Lorsque nous sommes arrivés au P.K.154, deux fâcheuses aventures me sont arrivées : Un jour, je devais réparer le câble du treuil de mon bulldozer qui s'était rompu. Comme d'habitude, en pareil cas, un camarade met son engin face à celui en panne pour soulever sa pelle frontale et donner du mouvement au câble. Je venais de terminer le démontage de la fixation du câble lorsque mon camarade, par inadvertance et maladresse, a relâché son frein et son engin a reculé. Ma pelle, libérée, est tombée sur le sol en entraînant son câble qui s'est mit à fouetter l'air. Debout sur mon engin, je me suis écarté précipitamment mais le bout du câble m'atteint à l'avant bras et à la poitrine. J'ai ressenti comme un coup de marteau puis je me suis aperçu que le sang coulait mélangé au cambouis. J'ai rejoint d'urgence l'infirmerie où l'on m'a prodigué les premiers soins. Le bras était faiblement entamé mais, au niveau de la poitrine, la chair était arrachée jusqu'à l'os. J'ai été exempté de travail pendant un mois et j'en ai profité pour m'inscrire à un cours par correspondance pour acquérir la qualification de chef de chantier de Travaux Publics.

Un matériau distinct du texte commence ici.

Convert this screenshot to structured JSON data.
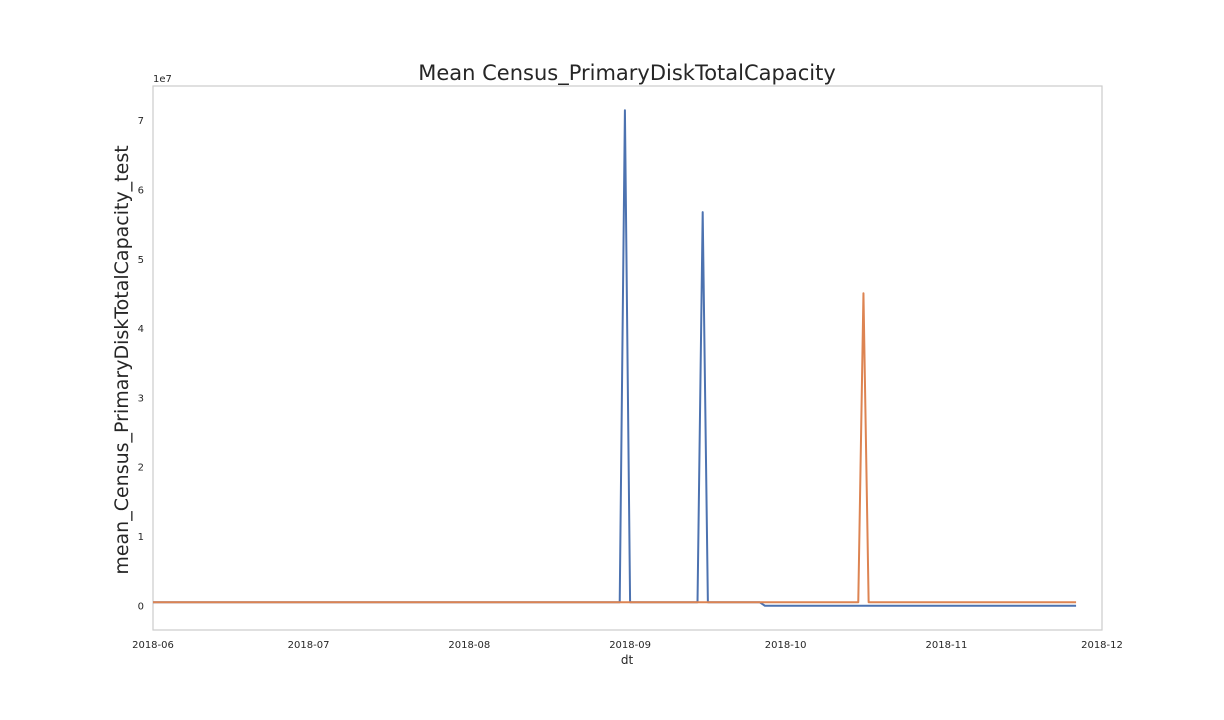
{
  "chart_data": {
    "type": "line",
    "title": "Mean Census_PrimaryDiskTotalCapacity",
    "xlabel": "dt",
    "ylabel": "mean_Census_PrimaryDiskTotalCapacity_test",
    "y_offset_label": "1e7",
    "y_scale_multiplier": 10000000,
    "xlim": [
      "2018-06-01",
      "2018-12-01"
    ],
    "ylim": [
      -3500000,
      75000000
    ],
    "x_ticks": [
      "2018-06",
      "2018-07",
      "2018-08",
      "2018-09",
      "2018-10",
      "2018-11",
      "2018-12"
    ],
    "y_ticks": [
      0,
      10000000,
      20000000,
      30000000,
      40000000,
      50000000,
      60000000,
      70000000
    ],
    "y_tick_labels": [
      "0",
      "1",
      "2",
      "3",
      "4",
      "5",
      "6",
      "7"
    ],
    "grid": false,
    "series": [
      {
        "color": "#4c72b0",
        "points": [
          [
            "2018-06-01",
            500000
          ],
          [
            "2018-06-30",
            500000
          ],
          [
            "2018-07-31",
            500000
          ],
          [
            "2018-08-30",
            500000
          ],
          [
            "2018-08-31",
            71500000
          ],
          [
            "2018-09-01",
            500000
          ],
          [
            "2018-09-14",
            500000
          ],
          [
            "2018-09-15",
            56800000
          ],
          [
            "2018-09-16",
            500000
          ],
          [
            "2018-09-26",
            500000
          ],
          [
            "2018-09-27",
            0
          ],
          [
            "2018-10-31",
            0
          ],
          [
            "2018-11-26",
            0
          ]
        ]
      },
      {
        "color": "#dd8452",
        "points": [
          [
            "2018-06-01",
            500000
          ],
          [
            "2018-07-31",
            500000
          ],
          [
            "2018-08-31",
            500000
          ],
          [
            "2018-09-30",
            500000
          ],
          [
            "2018-10-15",
            500000
          ],
          [
            "2018-10-16",
            45100000
          ],
          [
            "2018-10-17",
            500000
          ],
          [
            "2018-11-26",
            500000
          ]
        ]
      }
    ]
  }
}
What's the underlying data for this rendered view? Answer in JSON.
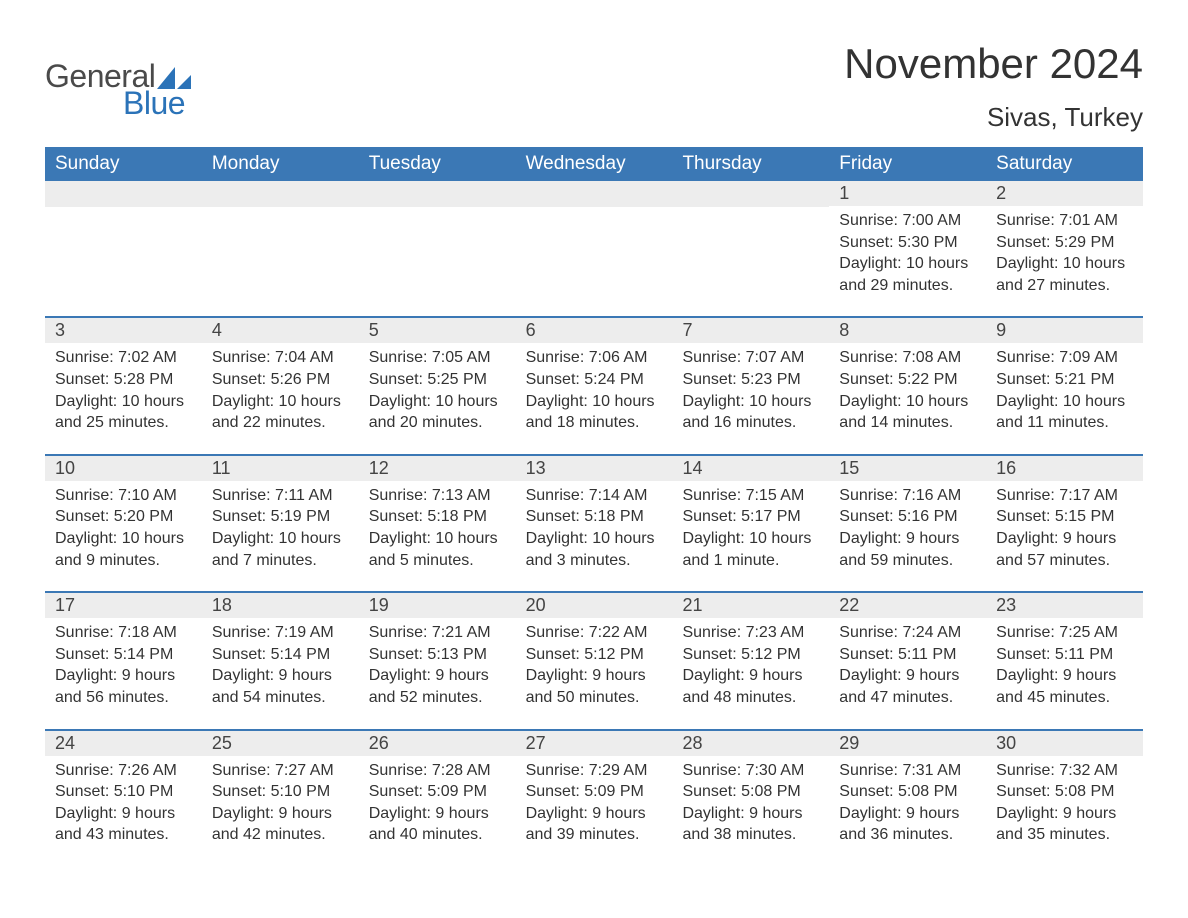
{
  "brand": {
    "word1": "General",
    "word2": "Blue",
    "sail_color": "#2b73b8"
  },
  "title": "November 2024",
  "location": "Sivas, Turkey",
  "colors": {
    "header_bg": "#3b78b5",
    "header_text": "#ffffff",
    "daynum_bg": "#ededed",
    "row_border": "#3b78b5",
    "text": "#333333",
    "background": "#ffffff"
  },
  "typography": {
    "title_fontsize": 42,
    "location_fontsize": 26,
    "weekday_fontsize": 19,
    "daynum_fontsize": 18,
    "body_fontsize": 16
  },
  "weekdays": [
    "Sunday",
    "Monday",
    "Tuesday",
    "Wednesday",
    "Thursday",
    "Friday",
    "Saturday"
  ],
  "weeks": [
    [
      {},
      {},
      {},
      {},
      {},
      {
        "n": "1",
        "sunrise": "Sunrise: 7:00 AM",
        "sunset": "Sunset: 5:30 PM",
        "day1": "Daylight: 10 hours",
        "day2": "and 29 minutes."
      },
      {
        "n": "2",
        "sunrise": "Sunrise: 7:01 AM",
        "sunset": "Sunset: 5:29 PM",
        "day1": "Daylight: 10 hours",
        "day2": "and 27 minutes."
      }
    ],
    [
      {
        "n": "3",
        "sunrise": "Sunrise: 7:02 AM",
        "sunset": "Sunset: 5:28 PM",
        "day1": "Daylight: 10 hours",
        "day2": "and 25 minutes."
      },
      {
        "n": "4",
        "sunrise": "Sunrise: 7:04 AM",
        "sunset": "Sunset: 5:26 PM",
        "day1": "Daylight: 10 hours",
        "day2": "and 22 minutes."
      },
      {
        "n": "5",
        "sunrise": "Sunrise: 7:05 AM",
        "sunset": "Sunset: 5:25 PM",
        "day1": "Daylight: 10 hours",
        "day2": "and 20 minutes."
      },
      {
        "n": "6",
        "sunrise": "Sunrise: 7:06 AM",
        "sunset": "Sunset: 5:24 PM",
        "day1": "Daylight: 10 hours",
        "day2": "and 18 minutes."
      },
      {
        "n": "7",
        "sunrise": "Sunrise: 7:07 AM",
        "sunset": "Sunset: 5:23 PM",
        "day1": "Daylight: 10 hours",
        "day2": "and 16 minutes."
      },
      {
        "n": "8",
        "sunrise": "Sunrise: 7:08 AM",
        "sunset": "Sunset: 5:22 PM",
        "day1": "Daylight: 10 hours",
        "day2": "and 14 minutes."
      },
      {
        "n": "9",
        "sunrise": "Sunrise: 7:09 AM",
        "sunset": "Sunset: 5:21 PM",
        "day1": "Daylight: 10 hours",
        "day2": "and 11 minutes."
      }
    ],
    [
      {
        "n": "10",
        "sunrise": "Sunrise: 7:10 AM",
        "sunset": "Sunset: 5:20 PM",
        "day1": "Daylight: 10 hours",
        "day2": "and 9 minutes."
      },
      {
        "n": "11",
        "sunrise": "Sunrise: 7:11 AM",
        "sunset": "Sunset: 5:19 PM",
        "day1": "Daylight: 10 hours",
        "day2": "and 7 minutes."
      },
      {
        "n": "12",
        "sunrise": "Sunrise: 7:13 AM",
        "sunset": "Sunset: 5:18 PM",
        "day1": "Daylight: 10 hours",
        "day2": "and 5 minutes."
      },
      {
        "n": "13",
        "sunrise": "Sunrise: 7:14 AM",
        "sunset": "Sunset: 5:18 PM",
        "day1": "Daylight: 10 hours",
        "day2": "and 3 minutes."
      },
      {
        "n": "14",
        "sunrise": "Sunrise: 7:15 AM",
        "sunset": "Sunset: 5:17 PM",
        "day1": "Daylight: 10 hours",
        "day2": "and 1 minute."
      },
      {
        "n": "15",
        "sunrise": "Sunrise: 7:16 AM",
        "sunset": "Sunset: 5:16 PM",
        "day1": "Daylight: 9 hours",
        "day2": "and 59 minutes."
      },
      {
        "n": "16",
        "sunrise": "Sunrise: 7:17 AM",
        "sunset": "Sunset: 5:15 PM",
        "day1": "Daylight: 9 hours",
        "day2": "and 57 minutes."
      }
    ],
    [
      {
        "n": "17",
        "sunrise": "Sunrise: 7:18 AM",
        "sunset": "Sunset: 5:14 PM",
        "day1": "Daylight: 9 hours",
        "day2": "and 56 minutes."
      },
      {
        "n": "18",
        "sunrise": "Sunrise: 7:19 AM",
        "sunset": "Sunset: 5:14 PM",
        "day1": "Daylight: 9 hours",
        "day2": "and 54 minutes."
      },
      {
        "n": "19",
        "sunrise": "Sunrise: 7:21 AM",
        "sunset": "Sunset: 5:13 PM",
        "day1": "Daylight: 9 hours",
        "day2": "and 52 minutes."
      },
      {
        "n": "20",
        "sunrise": "Sunrise: 7:22 AM",
        "sunset": "Sunset: 5:12 PM",
        "day1": "Daylight: 9 hours",
        "day2": "and 50 minutes."
      },
      {
        "n": "21",
        "sunrise": "Sunrise: 7:23 AM",
        "sunset": "Sunset: 5:12 PM",
        "day1": "Daylight: 9 hours",
        "day2": "and 48 minutes."
      },
      {
        "n": "22",
        "sunrise": "Sunrise: 7:24 AM",
        "sunset": "Sunset: 5:11 PM",
        "day1": "Daylight: 9 hours",
        "day2": "and 47 minutes."
      },
      {
        "n": "23",
        "sunrise": "Sunrise: 7:25 AM",
        "sunset": "Sunset: 5:11 PM",
        "day1": "Daylight: 9 hours",
        "day2": "and 45 minutes."
      }
    ],
    [
      {
        "n": "24",
        "sunrise": "Sunrise: 7:26 AM",
        "sunset": "Sunset: 5:10 PM",
        "day1": "Daylight: 9 hours",
        "day2": "and 43 minutes."
      },
      {
        "n": "25",
        "sunrise": "Sunrise: 7:27 AM",
        "sunset": "Sunset: 5:10 PM",
        "day1": "Daylight: 9 hours",
        "day2": "and 42 minutes."
      },
      {
        "n": "26",
        "sunrise": "Sunrise: 7:28 AM",
        "sunset": "Sunset: 5:09 PM",
        "day1": "Daylight: 9 hours",
        "day2": "and 40 minutes."
      },
      {
        "n": "27",
        "sunrise": "Sunrise: 7:29 AM",
        "sunset": "Sunset: 5:09 PM",
        "day1": "Daylight: 9 hours",
        "day2": "and 39 minutes."
      },
      {
        "n": "28",
        "sunrise": "Sunrise: 7:30 AM",
        "sunset": "Sunset: 5:08 PM",
        "day1": "Daylight: 9 hours",
        "day2": "and 38 minutes."
      },
      {
        "n": "29",
        "sunrise": "Sunrise: 7:31 AM",
        "sunset": "Sunset: 5:08 PM",
        "day1": "Daylight: 9 hours",
        "day2": "and 36 minutes."
      },
      {
        "n": "30",
        "sunrise": "Sunrise: 7:32 AM",
        "sunset": "Sunset: 5:08 PM",
        "day1": "Daylight: 9 hours",
        "day2": "and 35 minutes."
      }
    ]
  ]
}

Quelle ne fut pas ma stupeur lorsque j'ai découvert que dans ces cours les méthodes étaient démodées ! En effet, les problèmes de déplacement des volumes de terre sont estimés au petit panier, à la brouette et au tombereau, alors que nous sommes équipés d'engins modernes qui font en une heure le travail de cent hommes pendant un jour !... J'en ai fais part à l'école Universelle qui m'a répondue que les cours officiel de chef de chantier n'avaient pas suivi de modification malgré l'évolution des techniques. Découragé, j'ai laissé tomber l'idée de m'élever dans la hiérarchie sociale.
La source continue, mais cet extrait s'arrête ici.